Extra-marital affairs were far from unusual amongst their friends, and they seem to have been remarkably frank with each other concerning their own, and exceedingly tolerant. When Eric falls in love with Helen Binyon, daughter of the poet Laurence Binyon, Tirzah is phlegmatic,  ‘I knew that under the same circumstances I should in all probability have behaved in the same way and I couldn’t blame Helen for taking him away from me, because Diana [Low] had already done so.’ Contemplating an affair with John Aldridge, she asks Eric’s opinion: not a good idea, he says, but seeing that she has made up her mind.… Further consulted, Eric draws the line at her having a baby with Aldridge: ‘and I saw that it wasn’t really a good idea.’ One would like to know more of that conversation!

 

"Eric Ravilious and Helen Binyon" by Peggy Angus
“Eric Ravilious and Helen Binyon” by Peggy Angus

 

‘I had been so pleased with the discovery that I could still be fond of Helen although she and Eric were in love with one another and that I could love Eric and Bob [she briefly resumed her pre-marital love affair with Bob Church] and John all at once and for different reasons even though they loved other people as well because my loving them was the important thing and not my possessing them.

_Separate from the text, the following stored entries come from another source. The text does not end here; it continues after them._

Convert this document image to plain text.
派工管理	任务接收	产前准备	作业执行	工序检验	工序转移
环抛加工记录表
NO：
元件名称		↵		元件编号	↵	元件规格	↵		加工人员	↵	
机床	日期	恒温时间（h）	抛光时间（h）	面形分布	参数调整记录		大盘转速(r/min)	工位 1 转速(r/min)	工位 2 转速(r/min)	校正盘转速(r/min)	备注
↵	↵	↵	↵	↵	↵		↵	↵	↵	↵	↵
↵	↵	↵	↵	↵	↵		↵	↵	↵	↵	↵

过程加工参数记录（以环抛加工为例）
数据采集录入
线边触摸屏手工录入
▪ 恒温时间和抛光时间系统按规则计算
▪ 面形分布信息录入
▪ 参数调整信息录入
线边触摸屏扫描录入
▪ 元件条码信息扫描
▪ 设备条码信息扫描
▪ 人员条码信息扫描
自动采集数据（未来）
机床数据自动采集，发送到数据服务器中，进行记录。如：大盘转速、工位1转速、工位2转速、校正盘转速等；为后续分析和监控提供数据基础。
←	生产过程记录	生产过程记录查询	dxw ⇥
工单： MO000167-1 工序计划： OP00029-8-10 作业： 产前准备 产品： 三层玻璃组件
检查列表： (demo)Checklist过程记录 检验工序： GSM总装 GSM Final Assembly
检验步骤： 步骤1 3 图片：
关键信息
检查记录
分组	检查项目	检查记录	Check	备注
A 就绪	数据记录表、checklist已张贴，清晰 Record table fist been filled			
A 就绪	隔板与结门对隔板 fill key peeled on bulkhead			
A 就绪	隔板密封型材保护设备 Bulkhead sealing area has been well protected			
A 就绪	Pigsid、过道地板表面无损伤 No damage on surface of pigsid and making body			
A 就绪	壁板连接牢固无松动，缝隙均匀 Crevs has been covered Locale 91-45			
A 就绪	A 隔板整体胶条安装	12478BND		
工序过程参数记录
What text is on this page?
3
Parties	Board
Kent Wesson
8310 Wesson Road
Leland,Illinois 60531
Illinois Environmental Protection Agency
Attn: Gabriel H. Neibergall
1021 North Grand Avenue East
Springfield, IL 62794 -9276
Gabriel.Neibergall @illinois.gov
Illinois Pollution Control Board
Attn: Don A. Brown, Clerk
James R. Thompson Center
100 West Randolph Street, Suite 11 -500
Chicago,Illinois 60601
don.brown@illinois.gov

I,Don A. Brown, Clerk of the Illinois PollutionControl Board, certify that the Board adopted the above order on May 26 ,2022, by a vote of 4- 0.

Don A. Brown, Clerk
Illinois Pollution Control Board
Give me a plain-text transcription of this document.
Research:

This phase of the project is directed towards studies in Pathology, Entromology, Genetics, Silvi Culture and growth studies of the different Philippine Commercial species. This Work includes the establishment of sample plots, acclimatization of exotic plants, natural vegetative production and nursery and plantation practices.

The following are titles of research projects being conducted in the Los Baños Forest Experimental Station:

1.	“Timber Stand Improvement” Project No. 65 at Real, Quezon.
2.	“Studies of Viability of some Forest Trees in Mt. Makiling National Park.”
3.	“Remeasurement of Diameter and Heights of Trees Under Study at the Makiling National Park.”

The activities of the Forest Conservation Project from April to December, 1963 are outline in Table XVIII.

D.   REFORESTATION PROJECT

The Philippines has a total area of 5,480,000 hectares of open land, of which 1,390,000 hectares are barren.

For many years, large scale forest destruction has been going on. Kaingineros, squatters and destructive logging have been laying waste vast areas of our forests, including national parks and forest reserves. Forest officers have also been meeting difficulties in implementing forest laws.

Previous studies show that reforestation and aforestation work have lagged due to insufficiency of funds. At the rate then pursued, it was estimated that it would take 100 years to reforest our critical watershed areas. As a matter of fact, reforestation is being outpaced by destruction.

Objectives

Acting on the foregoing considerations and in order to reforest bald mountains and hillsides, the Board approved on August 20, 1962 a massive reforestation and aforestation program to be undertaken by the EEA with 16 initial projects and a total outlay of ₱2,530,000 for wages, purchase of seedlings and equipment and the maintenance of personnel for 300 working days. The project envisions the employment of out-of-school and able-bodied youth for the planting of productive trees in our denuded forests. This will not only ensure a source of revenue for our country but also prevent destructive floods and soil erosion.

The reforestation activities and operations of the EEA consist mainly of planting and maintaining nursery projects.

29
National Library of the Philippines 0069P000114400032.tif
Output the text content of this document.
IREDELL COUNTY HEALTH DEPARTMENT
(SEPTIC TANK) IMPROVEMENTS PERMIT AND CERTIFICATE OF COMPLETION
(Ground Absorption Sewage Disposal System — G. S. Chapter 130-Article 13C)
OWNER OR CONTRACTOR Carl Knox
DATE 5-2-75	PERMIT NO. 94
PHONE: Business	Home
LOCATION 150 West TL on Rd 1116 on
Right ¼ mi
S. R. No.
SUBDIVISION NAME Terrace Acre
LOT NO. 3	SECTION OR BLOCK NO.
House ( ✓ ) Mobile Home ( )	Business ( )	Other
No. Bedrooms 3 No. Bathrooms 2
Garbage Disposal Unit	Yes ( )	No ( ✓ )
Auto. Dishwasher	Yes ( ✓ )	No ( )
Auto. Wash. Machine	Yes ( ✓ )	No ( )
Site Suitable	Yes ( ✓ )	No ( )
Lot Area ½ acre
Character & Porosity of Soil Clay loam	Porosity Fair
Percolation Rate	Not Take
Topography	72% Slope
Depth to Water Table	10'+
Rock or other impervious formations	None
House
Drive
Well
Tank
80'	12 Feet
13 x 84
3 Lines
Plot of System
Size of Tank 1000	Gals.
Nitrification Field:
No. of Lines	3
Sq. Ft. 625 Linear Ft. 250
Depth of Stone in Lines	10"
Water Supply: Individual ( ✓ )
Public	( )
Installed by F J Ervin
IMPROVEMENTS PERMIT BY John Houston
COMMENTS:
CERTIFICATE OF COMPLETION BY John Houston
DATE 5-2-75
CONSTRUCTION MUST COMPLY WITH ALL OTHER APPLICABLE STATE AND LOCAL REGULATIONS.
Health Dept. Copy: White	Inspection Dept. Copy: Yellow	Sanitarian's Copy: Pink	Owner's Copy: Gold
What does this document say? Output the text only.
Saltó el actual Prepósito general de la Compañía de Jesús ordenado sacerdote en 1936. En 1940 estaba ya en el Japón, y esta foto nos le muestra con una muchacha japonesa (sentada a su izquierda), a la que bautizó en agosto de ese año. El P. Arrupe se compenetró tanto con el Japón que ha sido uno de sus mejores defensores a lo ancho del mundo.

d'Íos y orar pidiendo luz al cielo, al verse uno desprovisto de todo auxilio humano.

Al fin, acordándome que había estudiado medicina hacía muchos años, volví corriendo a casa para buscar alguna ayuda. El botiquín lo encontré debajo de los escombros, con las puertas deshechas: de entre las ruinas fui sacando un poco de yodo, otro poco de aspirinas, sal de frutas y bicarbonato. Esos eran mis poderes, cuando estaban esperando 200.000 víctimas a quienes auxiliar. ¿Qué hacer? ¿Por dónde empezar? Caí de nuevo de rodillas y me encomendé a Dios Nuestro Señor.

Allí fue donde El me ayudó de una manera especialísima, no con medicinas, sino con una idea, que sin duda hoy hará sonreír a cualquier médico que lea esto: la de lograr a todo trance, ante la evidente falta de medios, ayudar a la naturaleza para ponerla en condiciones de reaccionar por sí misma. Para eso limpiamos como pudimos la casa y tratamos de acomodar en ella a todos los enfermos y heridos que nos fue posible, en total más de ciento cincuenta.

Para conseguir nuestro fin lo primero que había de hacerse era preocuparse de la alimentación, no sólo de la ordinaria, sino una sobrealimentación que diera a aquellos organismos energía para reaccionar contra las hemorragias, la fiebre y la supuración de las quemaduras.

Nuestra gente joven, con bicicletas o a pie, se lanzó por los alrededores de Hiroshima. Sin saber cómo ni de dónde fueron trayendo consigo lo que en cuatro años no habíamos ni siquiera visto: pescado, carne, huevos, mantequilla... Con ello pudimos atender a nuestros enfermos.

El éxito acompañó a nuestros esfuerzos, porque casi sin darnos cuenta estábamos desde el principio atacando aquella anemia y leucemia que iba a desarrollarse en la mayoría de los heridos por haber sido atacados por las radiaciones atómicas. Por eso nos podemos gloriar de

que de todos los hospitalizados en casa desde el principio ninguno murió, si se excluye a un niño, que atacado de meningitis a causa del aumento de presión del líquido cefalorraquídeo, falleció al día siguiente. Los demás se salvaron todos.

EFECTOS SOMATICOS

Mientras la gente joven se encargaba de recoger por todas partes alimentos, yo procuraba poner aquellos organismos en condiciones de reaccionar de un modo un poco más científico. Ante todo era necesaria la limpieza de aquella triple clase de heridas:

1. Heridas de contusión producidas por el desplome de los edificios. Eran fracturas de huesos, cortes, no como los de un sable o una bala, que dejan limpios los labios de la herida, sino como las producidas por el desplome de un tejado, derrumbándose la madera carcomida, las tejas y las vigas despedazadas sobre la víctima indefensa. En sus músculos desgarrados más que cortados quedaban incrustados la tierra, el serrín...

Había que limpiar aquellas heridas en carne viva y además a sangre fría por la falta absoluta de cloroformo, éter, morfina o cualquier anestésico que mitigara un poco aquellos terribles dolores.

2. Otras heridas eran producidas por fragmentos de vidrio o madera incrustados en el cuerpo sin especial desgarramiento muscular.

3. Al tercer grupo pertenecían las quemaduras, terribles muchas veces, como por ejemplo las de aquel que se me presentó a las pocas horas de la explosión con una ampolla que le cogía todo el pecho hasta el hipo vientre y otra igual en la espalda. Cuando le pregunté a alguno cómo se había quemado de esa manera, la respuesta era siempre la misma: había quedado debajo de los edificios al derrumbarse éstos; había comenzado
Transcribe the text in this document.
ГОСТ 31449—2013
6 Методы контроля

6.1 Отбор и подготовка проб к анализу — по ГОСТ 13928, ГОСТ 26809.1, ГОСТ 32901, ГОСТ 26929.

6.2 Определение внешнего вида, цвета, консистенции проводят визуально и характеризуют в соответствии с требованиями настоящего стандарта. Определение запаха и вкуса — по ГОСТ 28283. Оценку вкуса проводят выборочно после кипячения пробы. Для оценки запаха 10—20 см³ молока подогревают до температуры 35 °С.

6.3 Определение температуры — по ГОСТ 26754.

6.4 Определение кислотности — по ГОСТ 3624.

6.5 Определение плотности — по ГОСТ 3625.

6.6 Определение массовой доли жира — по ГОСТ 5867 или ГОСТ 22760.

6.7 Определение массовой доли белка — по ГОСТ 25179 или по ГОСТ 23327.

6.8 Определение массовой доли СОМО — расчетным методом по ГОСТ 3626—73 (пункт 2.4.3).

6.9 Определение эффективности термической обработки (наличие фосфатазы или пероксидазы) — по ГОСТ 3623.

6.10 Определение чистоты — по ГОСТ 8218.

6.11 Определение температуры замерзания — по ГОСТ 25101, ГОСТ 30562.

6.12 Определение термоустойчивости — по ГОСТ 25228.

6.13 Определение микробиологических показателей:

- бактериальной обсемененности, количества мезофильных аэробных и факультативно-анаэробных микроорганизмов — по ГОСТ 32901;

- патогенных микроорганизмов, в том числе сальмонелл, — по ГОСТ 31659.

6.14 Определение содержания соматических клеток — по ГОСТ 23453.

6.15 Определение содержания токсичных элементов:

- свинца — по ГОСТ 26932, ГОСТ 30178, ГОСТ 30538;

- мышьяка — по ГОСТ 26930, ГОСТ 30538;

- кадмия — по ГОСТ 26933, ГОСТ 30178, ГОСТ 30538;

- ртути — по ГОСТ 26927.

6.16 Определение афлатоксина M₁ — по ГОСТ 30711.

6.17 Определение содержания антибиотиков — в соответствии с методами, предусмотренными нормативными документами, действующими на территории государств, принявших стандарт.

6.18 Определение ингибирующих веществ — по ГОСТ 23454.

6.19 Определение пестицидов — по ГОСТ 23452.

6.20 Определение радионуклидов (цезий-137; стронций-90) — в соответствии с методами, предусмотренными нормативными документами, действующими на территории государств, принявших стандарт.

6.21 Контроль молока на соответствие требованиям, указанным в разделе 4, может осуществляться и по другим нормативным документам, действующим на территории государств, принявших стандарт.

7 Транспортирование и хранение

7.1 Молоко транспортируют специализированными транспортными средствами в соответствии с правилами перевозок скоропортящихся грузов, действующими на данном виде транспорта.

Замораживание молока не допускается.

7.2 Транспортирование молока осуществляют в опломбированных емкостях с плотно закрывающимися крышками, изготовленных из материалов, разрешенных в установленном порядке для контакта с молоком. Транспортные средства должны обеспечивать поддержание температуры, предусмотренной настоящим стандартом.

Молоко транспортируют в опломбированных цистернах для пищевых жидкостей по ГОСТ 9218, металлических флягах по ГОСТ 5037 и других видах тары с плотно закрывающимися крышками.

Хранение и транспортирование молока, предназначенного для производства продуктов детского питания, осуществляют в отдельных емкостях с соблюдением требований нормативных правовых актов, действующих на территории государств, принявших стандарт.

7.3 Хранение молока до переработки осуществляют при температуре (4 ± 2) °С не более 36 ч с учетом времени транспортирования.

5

I didn’t believe in that hateful term ‘Free Love’ because obviously you have some sense of responsibility towards those people you love. Oh how I detest blame.’  Philip Larkin was wrong, sexual intercourse did not begin in 1963.

‘… It seems almost impossible that people could cram so much work and entertaining and visiting into one year …’ to which she might have added love-making. Tirzah is writing about 1933, but the same comment might apply to every year. Though they had first a flat in Kensington, then a house by the river in Hammersmith, the young couple seem to have been always on the move, dividing their time between London and Great Bardfield – first in a house shared with the Bawdens, Edward and Charlotte, not easy housemates. Then, in 1934, for £50 a year, half their London rent, they rented their own house nearby. Bank House had gas (they would put in electricity), a bathroom and a lavatory – luxuries, especially the lavatory. Previously they had made do with water pumps and outdoor privies, shared with visitors, who arrived often and in numbers too large for the available beds, requiring eiderdowns to be spread out by Tirzah on the sitting room floor. When Eric embarked on his first affair, poor Tirzah blamed herself, ‘I was no fun and did nothing but housework’. Little wonder.

Staying away offered some respite, new images for Eric, and a chance for Tirzah to do her own work. Peggy Angus apparently didn’t mind her installing a paper marbling bath on the copper in the scullery of her Sussex cottage, because she ‘provided the wallpaper’. Tirzah’s marbled papers are very beautiful. But where did they wash up?

 

Tea at Furlongs by Peggy Angus
“Tea at Furlongs” by Peggy Angus

 

The period details are both wonderful and puzzling. A second home in Essex meant a three and three-quarter hour coach journey, or train and hired bicycles. A ‘shiny black Morris Eight’ bought for £70 made the journey to Wales easier when Eric wanted to paint mountains, but home comforts there were not. In the early days of their marriage, a ‘char’ came in daily, but missing three fingers, was unable to cook. Eric fried the breakfast bacon and Tirzah did the rest. They played rummy to determine who would wash up, which sounds more fun than loading a dishwasher. More than once Tirzah cheers herself up buying silk to make French knickers. Did our mothers or grandmothers do that?

 

Decorative paper by Tirzah Garwood
Decorative paper by Tirzah Garwood

 

There isn’t a page in Long Live Great Barfield which doesn’t surprise, make one smile with amusement or delight at this tender picture of a complicated marriage, perfectly summed up in Tirzah’s thoughts after Eric’s death: ‘…I had never felt unfaithful to him if I loved other people because so long as he knew and approved of them, there was no necessity. The good thing about our marriage was that we had at any rate been truthful towards one another.’